QUERY () is a difficult function to learn. Learning the new syntax is difficult, so if you want to use QUERY () for more advanced filtering and sorting, you need to learn more SQL. Column numbers are subject to change. This also exists in the first method, but you need to keep track of the column numbers in the source Google Sheets. When new columns are added, you need to adjust the SELECT clause to “select” the appropriate columns and bring them into your target Google Sheet. The last word about using Google Sheets is the database.

You can spend another episode about the pros and cons of using Google Sheets as a database for your team or company, but try to keep the last word short.

People who don’t use Google Sheets and Excel every day get tired of finding such workarounds to get the data they need. The sooner you accept that business-critical data is inevitably stored in an Excel file or Google Sheets, the sooner you can get the job done. I’ve written about unconventional spreadsheet use cases before, and this scenario is no exception.

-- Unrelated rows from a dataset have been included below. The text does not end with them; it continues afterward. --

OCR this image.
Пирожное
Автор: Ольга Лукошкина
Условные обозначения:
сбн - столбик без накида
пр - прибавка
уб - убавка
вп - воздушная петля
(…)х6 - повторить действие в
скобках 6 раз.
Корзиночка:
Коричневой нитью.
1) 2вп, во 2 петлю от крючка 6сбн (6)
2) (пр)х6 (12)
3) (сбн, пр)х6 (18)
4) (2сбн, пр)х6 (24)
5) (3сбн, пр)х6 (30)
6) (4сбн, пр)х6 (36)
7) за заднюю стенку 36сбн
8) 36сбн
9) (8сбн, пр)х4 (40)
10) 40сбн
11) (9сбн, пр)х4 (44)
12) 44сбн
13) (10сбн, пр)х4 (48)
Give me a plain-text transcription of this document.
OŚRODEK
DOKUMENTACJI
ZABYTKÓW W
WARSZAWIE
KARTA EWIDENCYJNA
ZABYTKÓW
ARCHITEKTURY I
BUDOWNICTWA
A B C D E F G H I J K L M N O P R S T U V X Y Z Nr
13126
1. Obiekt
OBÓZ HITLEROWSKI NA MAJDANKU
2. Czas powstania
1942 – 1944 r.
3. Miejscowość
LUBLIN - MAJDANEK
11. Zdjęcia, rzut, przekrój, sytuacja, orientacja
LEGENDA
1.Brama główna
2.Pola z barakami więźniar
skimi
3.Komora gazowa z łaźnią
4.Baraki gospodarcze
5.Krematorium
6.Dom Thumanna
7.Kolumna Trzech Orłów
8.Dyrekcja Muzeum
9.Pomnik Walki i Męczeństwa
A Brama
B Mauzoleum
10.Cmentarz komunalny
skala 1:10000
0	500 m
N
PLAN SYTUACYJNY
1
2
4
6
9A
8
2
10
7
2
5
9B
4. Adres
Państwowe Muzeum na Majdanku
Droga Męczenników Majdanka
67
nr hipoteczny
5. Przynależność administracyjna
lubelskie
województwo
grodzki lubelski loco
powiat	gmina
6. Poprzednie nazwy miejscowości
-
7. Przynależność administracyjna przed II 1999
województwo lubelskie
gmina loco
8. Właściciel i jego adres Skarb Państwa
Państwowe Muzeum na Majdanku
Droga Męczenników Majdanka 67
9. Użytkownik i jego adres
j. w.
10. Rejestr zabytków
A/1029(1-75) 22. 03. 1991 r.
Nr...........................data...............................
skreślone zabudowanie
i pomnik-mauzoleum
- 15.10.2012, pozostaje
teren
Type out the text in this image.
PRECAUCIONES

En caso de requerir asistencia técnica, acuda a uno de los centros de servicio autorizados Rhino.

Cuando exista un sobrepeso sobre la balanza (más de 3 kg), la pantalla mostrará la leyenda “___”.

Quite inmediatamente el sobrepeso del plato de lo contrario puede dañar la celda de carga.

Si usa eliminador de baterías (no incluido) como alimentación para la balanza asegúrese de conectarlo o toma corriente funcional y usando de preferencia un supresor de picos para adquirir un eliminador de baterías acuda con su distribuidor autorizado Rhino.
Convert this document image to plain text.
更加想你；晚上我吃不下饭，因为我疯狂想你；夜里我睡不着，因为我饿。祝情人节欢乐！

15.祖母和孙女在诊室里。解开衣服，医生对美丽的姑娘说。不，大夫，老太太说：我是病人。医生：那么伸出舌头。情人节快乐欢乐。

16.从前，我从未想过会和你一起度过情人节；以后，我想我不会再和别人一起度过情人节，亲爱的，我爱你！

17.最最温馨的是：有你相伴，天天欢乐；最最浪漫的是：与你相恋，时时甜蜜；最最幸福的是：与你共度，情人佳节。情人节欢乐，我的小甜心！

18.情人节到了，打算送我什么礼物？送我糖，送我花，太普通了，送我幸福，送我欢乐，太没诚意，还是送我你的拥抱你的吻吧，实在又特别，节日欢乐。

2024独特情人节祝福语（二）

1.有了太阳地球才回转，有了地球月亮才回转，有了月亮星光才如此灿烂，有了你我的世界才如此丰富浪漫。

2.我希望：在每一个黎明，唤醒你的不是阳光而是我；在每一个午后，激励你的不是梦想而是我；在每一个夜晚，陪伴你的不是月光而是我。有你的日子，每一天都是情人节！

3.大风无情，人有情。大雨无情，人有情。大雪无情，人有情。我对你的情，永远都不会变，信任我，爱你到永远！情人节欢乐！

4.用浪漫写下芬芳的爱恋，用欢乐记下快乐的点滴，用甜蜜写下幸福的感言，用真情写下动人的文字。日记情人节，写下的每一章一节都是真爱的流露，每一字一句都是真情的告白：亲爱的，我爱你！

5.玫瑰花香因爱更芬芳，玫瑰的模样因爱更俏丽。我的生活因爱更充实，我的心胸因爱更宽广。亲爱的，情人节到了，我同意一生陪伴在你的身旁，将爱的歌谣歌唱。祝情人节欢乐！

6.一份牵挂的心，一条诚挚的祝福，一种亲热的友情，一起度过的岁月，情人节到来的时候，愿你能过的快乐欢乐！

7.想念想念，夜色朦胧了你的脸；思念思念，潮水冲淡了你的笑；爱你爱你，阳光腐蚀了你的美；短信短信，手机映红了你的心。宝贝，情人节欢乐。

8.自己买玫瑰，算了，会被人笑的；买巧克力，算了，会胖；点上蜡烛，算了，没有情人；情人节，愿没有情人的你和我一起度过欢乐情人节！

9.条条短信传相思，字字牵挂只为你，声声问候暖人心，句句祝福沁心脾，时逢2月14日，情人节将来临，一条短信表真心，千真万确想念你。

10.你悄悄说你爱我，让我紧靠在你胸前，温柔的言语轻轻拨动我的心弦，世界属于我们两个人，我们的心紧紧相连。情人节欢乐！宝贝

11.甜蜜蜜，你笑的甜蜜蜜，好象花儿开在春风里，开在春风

I know the database is in Google Sheets. That won’t change. Find the easiest way to get that data into another sheet so you can perform more interesting analyzes that are important to your business. If you’re interested in the data that resides in the database and that analysts can query the data using different BI tools, join data engineering and become a change agent within your organization to move everyone out of the spreadsheet. You should consider doing it. It’s a huge task, and most of the time it’s a difficult battle.